Décorama/argent sale
Décorama/argent sale par Manon Schaefle.
Décorama/argent sale par Manon Schaefle. Décorama est un espace d’exposition sans gift shop, ces boutiques qui vendent des artefacts d’œuvres produits en série sous forme de porte clés, carnets de notes, reproductions… l’un des symboles de l’invasion de la culture par l’industrie. À la place, les échoppes proposent des objets de manufacture DIY, réhabilitant tout un pan alternatif de l’art.
Ont-iels conçue l’exposition comme une référence corrosive au déménagement prochain de l’Espace Voltaire ? Ce sera en tout cas la toute dernière pour ce lieu en transition immobilière qui a accueilli les projets de jeunes artistes pendant 2 ans. On peut, en première entrée, appréhender Décorama comme façon de rejouer ce drame, sans rien exagérer, mais en rappelant la nécessité de tels espaces. La tendance étant plutôt à considérer les talents émergents comme des biens d’investissements, redevables en tous points de leurs mécènes, qui peuvent être redisposés et débarrassés à l’envie. Comme des meubles Ikea 😉
Iels, car Décorama est le fruit d’un travail collectif de 2 artistes et Plurality University. Le tour du lieu m’est proposé par César Akli Kaci, artiste et co-fondateur de l’association Scandale, non maître en la demeure. Le commissariat, assuré par deux entités associatives, Scandale & Plurality, rassemble vingt artistes et met en scène une série de micro-espaces délimités par un système de papiers peints, sorte de cloisons perméables entre chacun.
L’exposition se traverse librement, ou alors en suivant un livret qui la transforme en itinéraire à choix multiples, tout comme les dispositifs de jeux vidéo qui inventent les conditions d’une narration propre à chaque joueur·se.
Une dérive du merchandising
On déambule dans Décorama comme dans un vrai faux magasin.
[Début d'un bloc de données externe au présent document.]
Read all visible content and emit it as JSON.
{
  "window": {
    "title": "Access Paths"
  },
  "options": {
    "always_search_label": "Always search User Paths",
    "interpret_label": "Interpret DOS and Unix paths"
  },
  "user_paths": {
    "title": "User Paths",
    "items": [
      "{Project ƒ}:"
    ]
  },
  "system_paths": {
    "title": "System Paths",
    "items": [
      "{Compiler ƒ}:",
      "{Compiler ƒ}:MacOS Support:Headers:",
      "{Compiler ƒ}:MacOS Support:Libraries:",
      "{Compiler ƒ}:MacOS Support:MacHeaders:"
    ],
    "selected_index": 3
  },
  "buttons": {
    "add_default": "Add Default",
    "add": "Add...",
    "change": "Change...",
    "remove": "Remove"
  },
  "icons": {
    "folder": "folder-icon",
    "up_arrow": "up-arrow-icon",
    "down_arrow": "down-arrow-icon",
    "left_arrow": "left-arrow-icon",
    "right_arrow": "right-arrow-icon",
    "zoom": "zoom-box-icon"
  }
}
Ça a bien sûr à voir avec la marchandisation de l’art. Et ça la rend tout de suite un peu risible, dérisoire.
Pour Isabelle Alfonsi, cette façon très commerciale de présenter les œuvres est un standard mondialisé de nos galeries, musées, collections privées, et que Décorama amène à son paroxysme. Dans un essai où elle s’interroge sur une possible « esthétique de l’émancipation », elle identifie ce type d’accrochage vendeur comme en partie responsable de l’idée qu’on se fait de l’art comme quelque chose de déconnecté de la vie et de « chose pour les riches ».
Dès l’entrée de Décorama, des stands, des rangées de « produits » s’étalent sous mes yeux, appellent le regard… et le désir. Puis l’aménagement de l’espace continue avec cette ambiance magasin, installant une suite de pièces comme des chambres, jardins, garages et salons témoins, dans lesquelles on défile, comme pour trouver son bonheur matériel.
La curation se joue de l’espace et de son aménagement. De ce que la disposition de mobiliers et d’objets à certains endroits peut suggérer. En les tournant en dérision, Décorama rend visible et détourne les codes mercantiles, implicites mais institutionnalisés, qui fragilisent l’art et sa place dans la société.
Ici, la boutique surnommée “la Caverne” n’est pas un but inavoué ou honteux. Elle a pour vocation de réhabiliter toute une part de la création perçue comme périphérique : design vestimentaire (upcyclé ou non), fanzines, sérigraphies, céramiques… On y trouve par exemple les éditions constituées d’archives de photos d’animaux morts de Solveig Burkhard, des bijoux cyborgs artisanaux, des posters post-chambre d’ados déprimé·es…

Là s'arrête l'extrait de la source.